学生時代には女性にモテたいという願望がありましたが、実際に女性との接点は少なく、苦手意識も持っていました。ある時、大学の先輩に「モテたい」と相談すると、「成績が良ければ良い会社に入社でき、そうすれば自然と女性が寄ってくる」とアドバイスされ、先輩たちの武勇伝を聞かされたそうです。1980年代はジェンダー意識がまだ低く、社会全体が女性を一段下に見る傾向にありました。当時のテレビドラマや小説、漫画などにもその風潮が色濃く反映されていました。女性側も「良妻賢母となり、経済力のある男性と結婚して安定した生活を送ることこそが幸せ」とされていた時代です。
「大手企業に入社したら、本当にモテるようになりました(笑)。以前は『ガリ勉』と揶揄していた中学校の同級生から連絡が来たり、駅で待ち伏せされたりすることも。何人かの女性と交際しましたが、彼女たちが本当に好きだったのは私ではなく、『私が勤めている会社』だと感じる瞬間もあり、結局長続きしませんでした」。そんな中、上司から強く勧められて結婚したのが、後に熟年離婚することになる元妻でした。

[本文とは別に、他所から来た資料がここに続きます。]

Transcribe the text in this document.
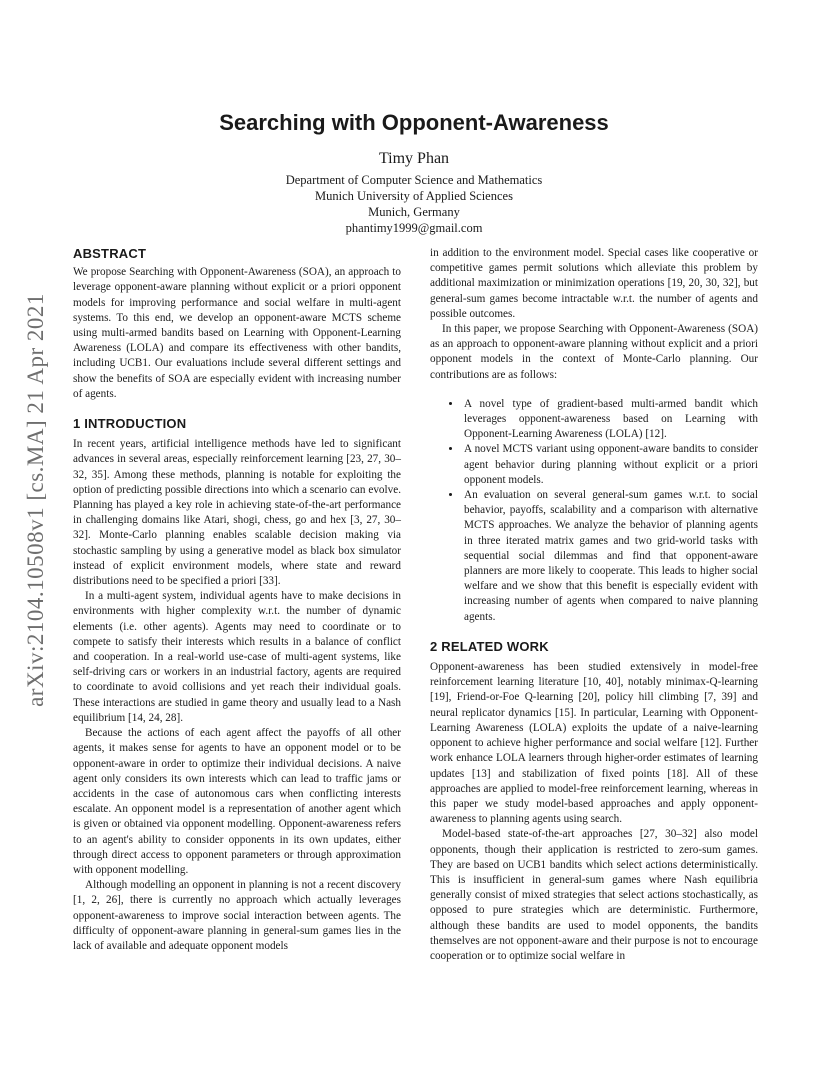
arXiv:2104.10508v1 [cs.MA] 21 Apr 2021
Searching with Opponent-Awareness
Timy Phan
Department of Computer Science and Mathematics
Munich University of Applied Sciences
Munich, Germany
phantimy1999@gmail.com
ABSTRACT

We propose Searching with Opponent-Awareness (SOA), an approach to leverage opponent-aware planning without explicit or a priori opponent models for improving performance and social welfare in multi-agent systems. To this end, we develop an opponent-aware MCTS scheme using multi-armed bandits based on Learning with Opponent-Learning Awareness (LOLA) and compare its effectiveness with other bandits, including UCB1. Our evaluations include several different settings and show the benefits of SOA are especially evident with increasing number of agents.

1 INTRODUCTION

In recent years, artificial intelligence methods have led to significant advances in several areas, especially reinforcement learning [23, 27, 30–32, 35]. Among these methods, planning is notable for exploiting the option of predicting possible directions into which a scenario can evolve. Planning has played a key role in achieving state-of-the-art performance in challenging domains like Atari, shogi, chess, go and hex [3, 27, 30–32]. Monte-Carlo planning enables scalable decision making via stochastic sampling by using a generative model as black box simulator instead of explicit environment models, where state and reward distributions need to be specified a priori [33].

In a multi-agent system, individual agents have to make decisions in environments with higher complexity w.r.t. the number of dynamic elements (i.e. other agents). Agents may need to coordinate or to compete to satisfy their interests which results in a balance of conflict and cooperation. In a real-world use-case of multi-agent systems, like self-driving cars or workers in an industrial factory, agents are required to coordinate to avoid collisions and yet reach their individual goals. These interactions are studied in game theory and usually lead to a Nash equilibrium [14, 24, 28].

Because the actions of each agent affect the payoffs of all other agents, it makes sense for agents to have an opponent model or to be opponent-aware in order to optimize their individual decisions. A naive agent only considers its own interests which can lead to traffic jams or accidents in the case of autonomous cars when conflicting interests escalate. An opponent model is a representation of another agent which is given or obtained via opponent modelling. Opponent-awareness refers to an agent's ability to consider opponents in its own updates, either through direct access to opponent parameters or through approximation with opponent modelling.

Although modelling an opponent in planning is not a recent discovery [1, 2, 26], there is currently no approach which actually leverages opponent-awareness to improve social interaction between agents. The difficulty of opponent-aware planning in general-sum games lies in the lack of available and adequate opponent models

in addition to the environment model. Special cases like cooperative or competitive games permit solutions which alleviate this problem by additional maximization or minimization operations [19, 20, 30, 32], but general-sum games become intractable w.r.t. the number of agents and possible outcomes.

In this paper, we propose Searching with Opponent-Awareness (SOA) as an approach to opponent-aware planning without explicit and a priori opponent models in the context of Monte-Carlo planning. Our contributions are as follows:

• A novel type of gradient-based multi-armed bandit which leverages opponent-awareness based on Learning with Opponent-Learning Awareness (LOLA) [12].
• A novel MCTS variant using opponent-aware bandits to consider agent behavior during planning without explicit or a priori opponent models.
• An evaluation on several general-sum games w.r.t. to social behavior, payoffs, scalability and a comparison with alternative MCTS approaches. We analyze the behavior of planning agents in three iterated matrix games and two grid-world tasks with sequential social dilemmas and find that opponent-aware planners are more likely to cooperate. This leads to higher social welfare and we show that this benefit is especially evident with increasing number of agents when compared to naive planning agents.
2 RELATED WORK

Opponent-awareness has been studied extensively in model-free reinforcement learning literature [10, 40], notably minimax-Q-learning [19], Friend-or-Foe Q-learning [20], policy hill climbing [7, 39] and neural replicator dynamics [15]. In particular, Learning with Opponent-Learning Awareness (LOLA) exploits the update of a naive-learning opponent to achieve higher performance and social welfare [12]. Further work enhance LOLA learners through higher-order estimates of learning updates [13] and stabilization of fixed points [18]. All of these approaches are applied to model-free reinforcement learning, whereas in this paper we study model-based approaches and apply opponent-awareness to planning agents using search.

Model-based state-of-the-art approaches [27, 30–32] also model opponents, though their application is restricted to zero-sum games. They are based on UCB1 bandits which select actions deterministically. This is insufficient in general-sum games where Nash equilibria generally consist of mixed strategies that select actions stochastically, as opposed to pure strategies which are deterministic. Furthermore, although these bandits are used to model opponents, the bandits themselves are not opponent-aware and their purpose is not to encourage cooperation or to optimize social welfare in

「35年前、独身の社員を見つけると上司は『結婚しろ』『男なら家庭を持て』と見合いを盛んに勧めてきました。独身でいるとまるで変わり者のように扱われたのです。そんな状況に観念し、『この人でいいか』という気持ちで結婚したのが妻でした。彼女は常務の遠縁にあたる年下の女性で、可愛らしくおとなしいところに好感を持ちました。仕事にも理解がある人だと信じていました」。結婚当初、妻はかいがいしく光平さんの世話を焼き、料理学校に通って凝った料理を作ってくれることもありました。しかし、彼が仕事で帰りが遅くなると、妻は作った料理を食べられず、光平さんが「無理して作らなくてもいい」と言っても、「妻としてそれはできない」と答えていたそうです。結婚2年目には娘が、4年目には息子が生まれ、マンションも購入し、光平さんは家族のために必死で仕事に打ち込んでいました。